Aborigines must change to survive: Mundine
Patricia Karvelas
10sep05

ABORIGINAL people must adapt to the modern capitalist environment or find themselves like a "species" unable to compete in a harsh world.

Warren Mundine, the incoming national president of the Labor Party, drew on the words of Charles Darwin in the provocative speech last night, which warned Aboriginal people about the need to change to survive.

"It is neither the strongest nor the most intelligent species that survive; it is the species that is most responsive to change," he said in the address to the conservative Bennelong Society.

"How very true those words are to the situation of indigenous Australians."

Mr Mundine also attacked Northern Territory Chief Justice Brian Martin, who handed down a one-month jail sentence to a man who had anal sex with a 14-year-old girl who had been promised to him as a wife when she was four.

"It was nothing but a disgrace and I call it judicial abuse of indigenous Australian children," he said. "How would that judge like to be dragged off the bench, bashed and anally raped? The man's a disgrace and the treatment of that girl is a disgrace."
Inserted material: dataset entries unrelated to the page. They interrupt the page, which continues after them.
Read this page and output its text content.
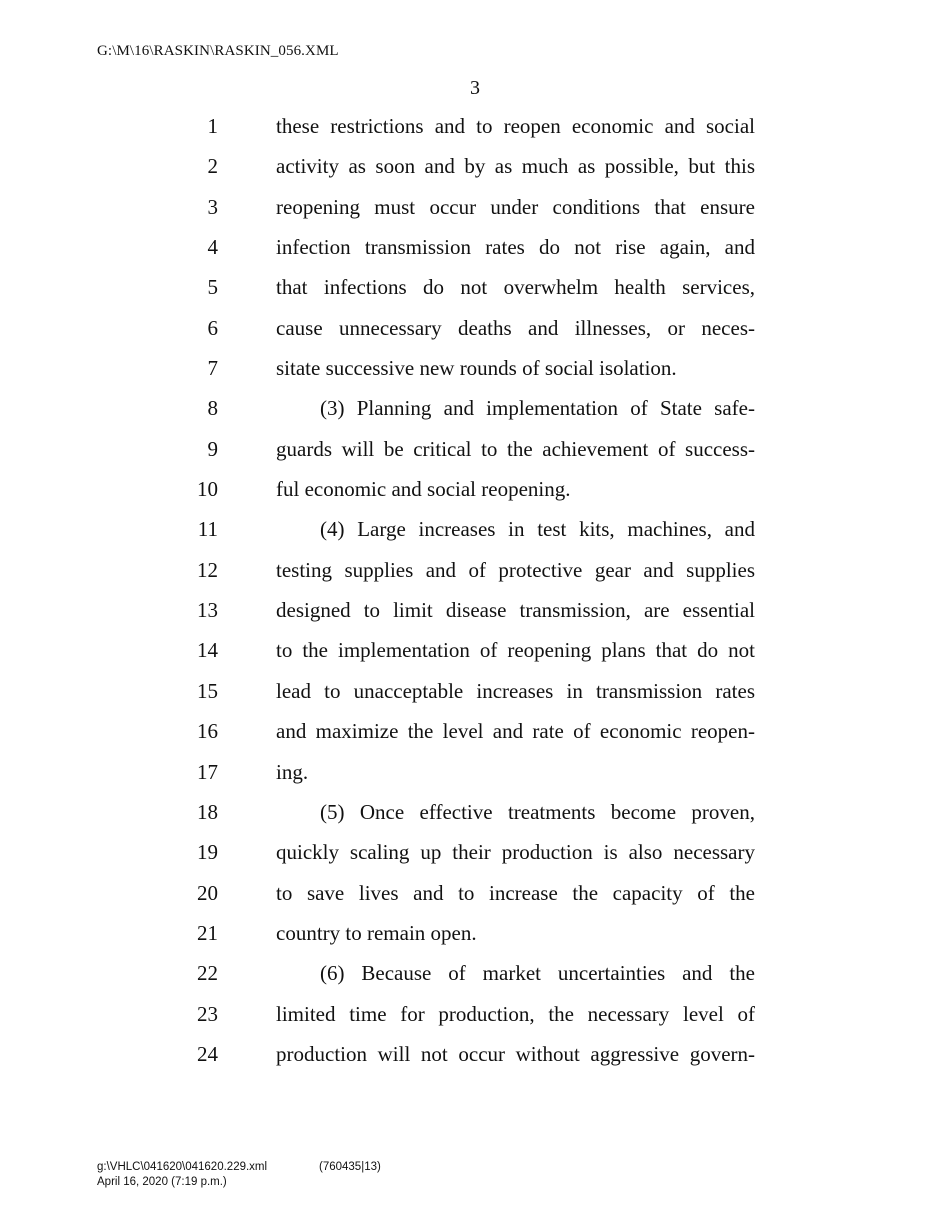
G:\M\16\RASKIN\RASKIN_056.XML
3
1	these restrictions and to reopen economic and social
2	activity as soon and by as much as possible, but this
3	reopening must occur under conditions that ensure
4	infection transmission rates do not rise again, and
5	that infections do not overwhelm health services,
6	cause unnecessary deaths and illnesses, or neces-
7	sitate successive new rounds of social isolation.
8	(3) Planning and implementation of State safe-
9	guards will be critical to the achievement of success-
10	ful economic and social reopening.
11	(4) Large increases in test kits, machines, and
12	testing supplies and of protective gear and supplies
13	designed to limit disease transmission, are essential
14	to the implementation of reopening plans that do not
15	lead to unacceptable increases in transmission rates
16	and maximize the level and rate of economic reopen-
17	ing.
18	(5) Once effective treatments become proven,
19	quickly scaling up their production is also necessary
20	to save lives and to increase the capacity of the
21	country to remain open.
22	(6) Because of market uncertainties and the
23	limited time for production, the necessary level of
24	production will not occur without aggressive govern-
g:\VHLC\041620\041620.229.xml	(760435|13)
April 16, 2020 (7:19 p.m.)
Mr Mundine, who was presented with this year's Bennelong Medal by Employment Minister Kevin Andrews last night, also lambasted a group of indigenous leaders who, he said, wished "to preserve us as museum pieces as well and keep us locked in poverty and socially dysfunctional communities". "It keeps them in a job," he said.

In a speech to the Bennelong Society today, Wesley Aird, a leading member of the Howard Government's National Indigenous Council, will call on Aboriginal people to question whether it is reasonable for them to "disengage" from society and still expect to be "maintained" by the nation's taxpayers.
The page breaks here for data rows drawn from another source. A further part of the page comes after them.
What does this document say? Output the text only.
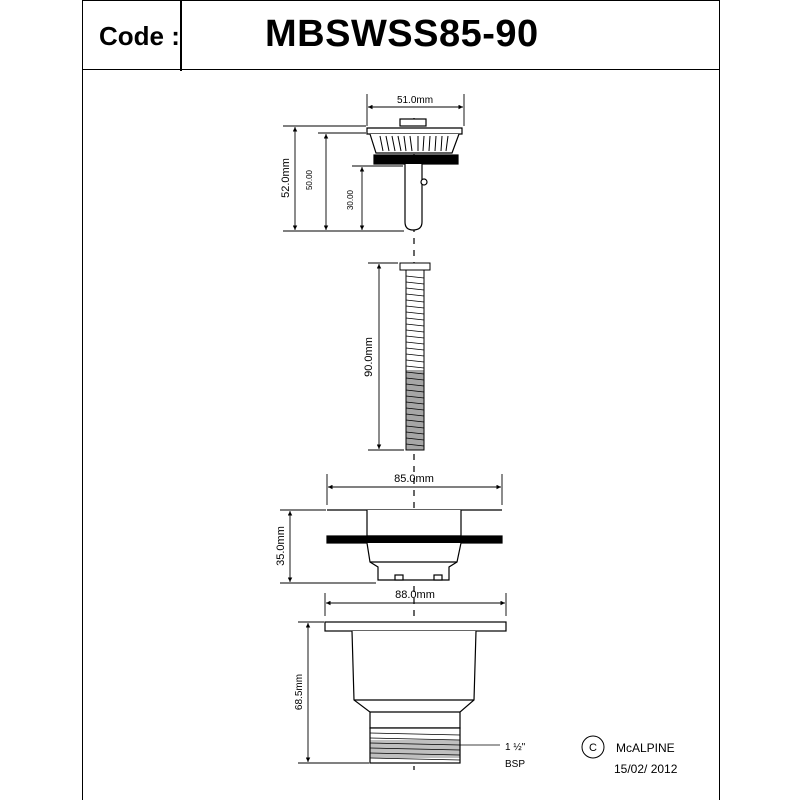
Code : MBSWSS85-90
51.0mm
52.0mm 50.00
30.00
90.0mm
85.0mm
35.0mm
88.0mm
68.5mm
1 ½"
BSP
C McALPINE
15/02/ 2012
In a copy of the speech obtained by The Weekend Australian, Mr Aird says indigenous communities should "move with the times".

"Communities must genuinely look at the terms on which they engage with society," he says. "Communities must, in all seriousness, question whether the old-style welfare days of self-administration and the rights agenda have delivered a worthwhile result. They must also question whether it is reasonable to disengage from society and yet still expect to be maintained by the taxpayer."

In a speech to the society last night, Mr Andrews said about six in 10 indigenous Australians aged 15 and older relied on payments from the Government.